More than five years after the war ended, Sri Lanka will go to polls to elect a new President. Considered a hero, by the country's majority Sinhala Buddhist community for crushing the LTTE. Mahinda Rajapaksa now seeks a record third term in office. Following allegations of corruption, authoritarianism and misrule, Rajapaksa called for elections, two years ahead of schedule. He is up against his former health minister Maithripala Sirisena who is backed by a broad coalition of opposition parties including Tamil groups.
Commenting on the dead heat election, N Sathiyamoorthy, Director of Observer Research Foundation (ORF) Chennai said "Today they have looked at the political aid of his, which means they need to cut into Rajapaksa's traditional vote share to win the election, That the opposition together used the Tamil parties, Muslim parties the UNP which is the Sinhala's party, it seems that they are convinced that they cannot make it. So it seems that it depends entirely on the kind of vote share that the Sirisena's the common opposition candidate is able to make!".
With both Rajapaksa and his rival belonging to the majority Sinhala community analysts say the deciding votes could well be in the hands of the minorities - the Tamils and the Muslims. While the TNA, a Tamil political grouping is backing Sirisena in the country's Tamil dominated Northern Province. Muslim parties have also defected from Rajapaksa's side and joined the opposition camp following attacks by hardline Buddhist groups last year.
To this N Sathiyamoorthy said "the entire thing now rest as far as Tamil votes is concerned on the number of votes that TNA can bring in for Sirisena. They have been committed. Will they be able to repeat 2013! That is a question (patch) unless TNA is able to create a kind of performance that it did last time in the northern provisional council election. It wouldn't make a huge dent on the result or in the political atmosphere in the north also!".
Sri Lanka's Presidential election is being closely watched across the Palk Strait by political groups in Tamil Nadu. While parties like the DMK have consistently hit out against Rajapaksa for alleged war crimes committed by the Lankan army during the civil war...they are also wary of his rival's intentions.
TKS Elangovan, DMK spokesperson said "he was working with Rajapaksa earlier. He was a minister in Rajapaksa's cabinet for quite a long time . So his mindset will also be same as Rajapaksa only. There won't be any change. May be his supporters if they put enough pressure he may change .If he is elected. First he should get elected. After election his supporters should pressurize him to treat Tamils on a par and to give more right to the provincial government".
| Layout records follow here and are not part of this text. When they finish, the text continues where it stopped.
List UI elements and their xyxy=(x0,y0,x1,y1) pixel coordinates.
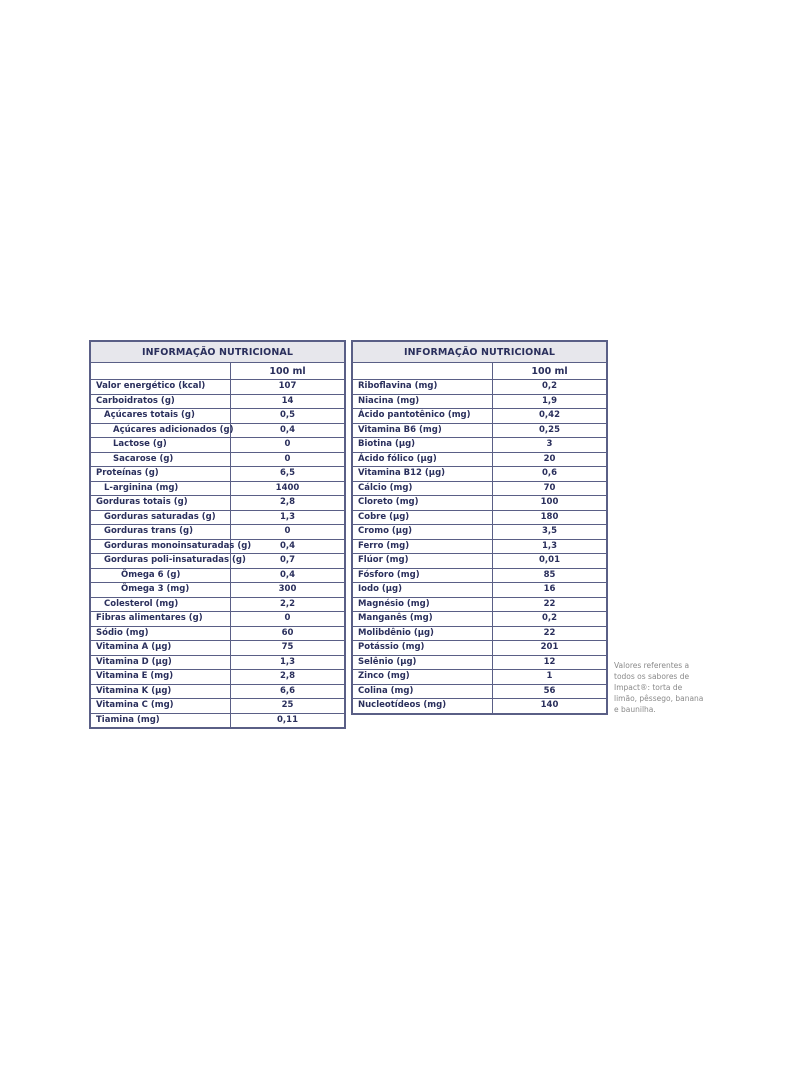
nutrient-column-header xyxy=(353,363,493,380)
nutrient-label: Zinco (mg) xyxy=(353,670,493,685)
nutrient-value: 180 xyxy=(493,510,607,525)
nutrient-label: Ferro (mg) xyxy=(353,539,493,554)
table-row xyxy=(353,641,607,656)
nutrient-value: 1 xyxy=(493,670,607,685)
nutrient-value: 0,2 xyxy=(493,612,607,627)
nutrient-label: Ômega 6 (g) xyxy=(91,568,231,583)
nutrient-label: Molibdênio (µg) xyxy=(353,626,493,641)
table-row xyxy=(353,510,607,525)
nutrient-label: Açúcares adicionados (g) xyxy=(91,423,231,438)
table-row xyxy=(353,583,607,598)
nutrient-value: 0,11 xyxy=(231,713,345,728)
nutrient-value: 2,2 xyxy=(231,597,345,612)
nutrient-label: Cloreto (mg) xyxy=(353,496,493,511)
nutrient-label: Niacina (mg) xyxy=(353,394,493,409)
table-row xyxy=(353,394,607,409)
nutrient-value: 0,4 xyxy=(231,423,345,438)
nutrient-value: 300 xyxy=(231,583,345,598)
nutrient-label: Cálcio (mg) xyxy=(353,481,493,496)
table-row xyxy=(353,496,607,511)
nutrient-label: Sódio (mg) xyxy=(91,626,231,641)
nutrient-value: 0,5 xyxy=(231,409,345,424)
nutrient-value: 85 xyxy=(493,568,607,583)
nutrient-value: 14 xyxy=(231,394,345,409)
nutrient-value: 0,7 xyxy=(231,554,345,569)
table-row xyxy=(91,409,345,424)
table-row xyxy=(353,597,607,612)
nutrient-value: 75 xyxy=(231,641,345,656)
nutrient-label: Nucleotídeos (mg) xyxy=(353,699,493,714)
amount-column-header: 100 ml xyxy=(493,363,607,380)
table-row xyxy=(353,626,607,641)
nutrient-value: 0 xyxy=(231,438,345,453)
table-title-row xyxy=(353,342,607,363)
table-row xyxy=(91,394,345,409)
nutrient-value: 0,6 xyxy=(493,467,607,482)
flavors-note: Valores referentes a todos os sabores de Impact®: torta de limão, pêssego, banana e baunilha. xyxy=(614,661,704,714)
table-row xyxy=(91,510,345,525)
nutrient-label: Vitamina E (mg) xyxy=(91,670,231,685)
nutrient-value: 3 xyxy=(493,438,607,453)
nutrient-value: 0,2 xyxy=(493,380,607,395)
nutrient-label: Ácido pantotênico (mg) xyxy=(353,409,493,424)
nutrient-label: Manganês (mg) xyxy=(353,612,493,627)
table-row xyxy=(91,684,345,699)
table-title-row xyxy=(91,342,345,363)
nutrient-label: Açúcares totais (g) xyxy=(91,409,231,424)
nutrient-label: Vitamina B12 (µg) xyxy=(353,467,493,482)
table-row xyxy=(91,670,345,685)
nutrient-label: Fósforo (mg) xyxy=(353,568,493,583)
nutrient-label: Colina (mg) xyxy=(353,684,493,699)
table-row xyxy=(91,699,345,714)
nutrient-value: 2,8 xyxy=(231,496,345,511)
nutrient-value: 201 xyxy=(493,641,607,656)
table-row xyxy=(91,626,345,641)
nutrient-value: 22 xyxy=(493,597,607,612)
nutrient-label: Ácido fólico (µg) xyxy=(353,452,493,467)
nutrient-label: Tiamina (mg) xyxy=(91,713,231,728)
nutrient-value: 0,4 xyxy=(231,568,345,583)
nutrient-label: Vitamina B6 (mg) xyxy=(353,423,493,438)
nutrient-value: 1,3 xyxy=(231,510,345,525)
nutrient-label: Flúor (mg) xyxy=(353,554,493,569)
nutrient-value: 1400 xyxy=(231,481,345,496)
nutrient-value: 16 xyxy=(493,583,607,598)
table-row xyxy=(353,423,607,438)
nutrient-label: Biotina (µg) xyxy=(353,438,493,453)
table-row xyxy=(353,612,607,627)
nutrient-label: Cromo (µg) xyxy=(353,525,493,540)
nutrient-value: 3,5 xyxy=(493,525,607,540)
nutrient-label: Fibras alimentares (g) xyxy=(91,612,231,627)
nutrient-value: 56 xyxy=(493,684,607,699)
table-row xyxy=(353,554,607,569)
table-row xyxy=(353,684,607,699)
nutrient-label: Vitamina C (mg) xyxy=(91,699,231,714)
table-row xyxy=(353,699,607,714)
nutrient-value: 100 xyxy=(493,496,607,511)
nutrient-value: 0,01 xyxy=(493,554,607,569)
nutrient-label: Vitamina D (µg) xyxy=(91,655,231,670)
table-row xyxy=(353,670,607,685)
nutrient-label: Magnésio (mg) xyxy=(353,597,493,612)
table-row xyxy=(91,655,345,670)
table-row xyxy=(91,525,345,540)
nutrient-value: 20 xyxy=(493,452,607,467)
table-row xyxy=(91,467,345,482)
table-row xyxy=(353,655,607,670)
nutrient-column-header xyxy=(91,363,231,380)
nutrient-value: 6,6 xyxy=(231,684,345,699)
table-row xyxy=(353,452,607,467)
nutrient-value: 25 xyxy=(231,699,345,714)
table-row xyxy=(353,539,607,554)
table-row xyxy=(353,380,607,395)
table-row xyxy=(353,438,607,453)
nutrient-label: L-arginina (mg) xyxy=(91,481,231,496)
nutrient-value: 12 xyxy=(493,655,607,670)
nutrient-value: 0,42 xyxy=(493,409,607,424)
nutrient-label: Potássio (mg) xyxy=(353,641,493,656)
nutrient-label: Gorduras poli-insaturadas (g) xyxy=(91,554,231,569)
nutrient-label: Valor energético (kcal) xyxy=(91,380,231,395)
nutrient-label: Gorduras trans (g) xyxy=(91,525,231,540)
nutrient-label: Gorduras totais (g) xyxy=(91,496,231,511)
nutrient-value: 0,4 xyxy=(231,539,345,554)
nutrient-value: 0 xyxy=(231,525,345,540)
nutrition-table-right xyxy=(352,341,607,714)
nutrient-label: Gorduras saturadas (g) xyxy=(91,510,231,525)
table-row xyxy=(91,438,345,453)
table-row xyxy=(91,481,345,496)
nutrient-label: Selênio (µg) xyxy=(353,655,493,670)
nutrient-label: Carboidratos (g) xyxy=(91,394,231,409)
nutrient-value: 0 xyxy=(231,612,345,627)
table-row xyxy=(91,423,345,438)
nutrient-label: Riboflavina (mg) xyxy=(353,380,493,395)
nutrition-table-left xyxy=(90,341,345,728)
nutrient-value: 1,3 xyxy=(493,539,607,554)
nutrient-value: 2,8 xyxy=(231,670,345,685)
table-title: INFORMAÇÃO NUTRICIONAL xyxy=(91,342,345,363)
nutrient-value: 60 xyxy=(231,626,345,641)
table-row xyxy=(91,713,345,728)
table-row xyxy=(353,481,607,496)
table-row xyxy=(91,568,345,583)
table-row xyxy=(91,539,345,554)
table-row xyxy=(353,568,607,583)
table-row xyxy=(91,554,345,569)
table-title: INFORMAÇÃO NUTRICIONAL xyxy=(353,342,607,363)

Neither Rajapaksa nor Sirisena's manifestos pay much attention to Tamil issues and with Sirisena declaring that he would not withdraw troops from Sri Lanka's militarised north. Pro-Tamil activists like Thirumurugan believe not much will change on the ground for Lankan Tamils.
He said "both of them have Sinhala chauvinism psychology, both of them didn't talk about the welfare and political rights of Tamils and both of them come from same stream of Hindutuva chauvinism, so both of them have same policies of economical and political perspective. So this is not a kind of election where Tamils are given importance or concerned".
More than 65,000 officers have been deployed across the country to guard booths and counting centres amid concerns of poll-related violence and harassment of voters as Sri Lanka braces for its most closely fought presidential election in decades.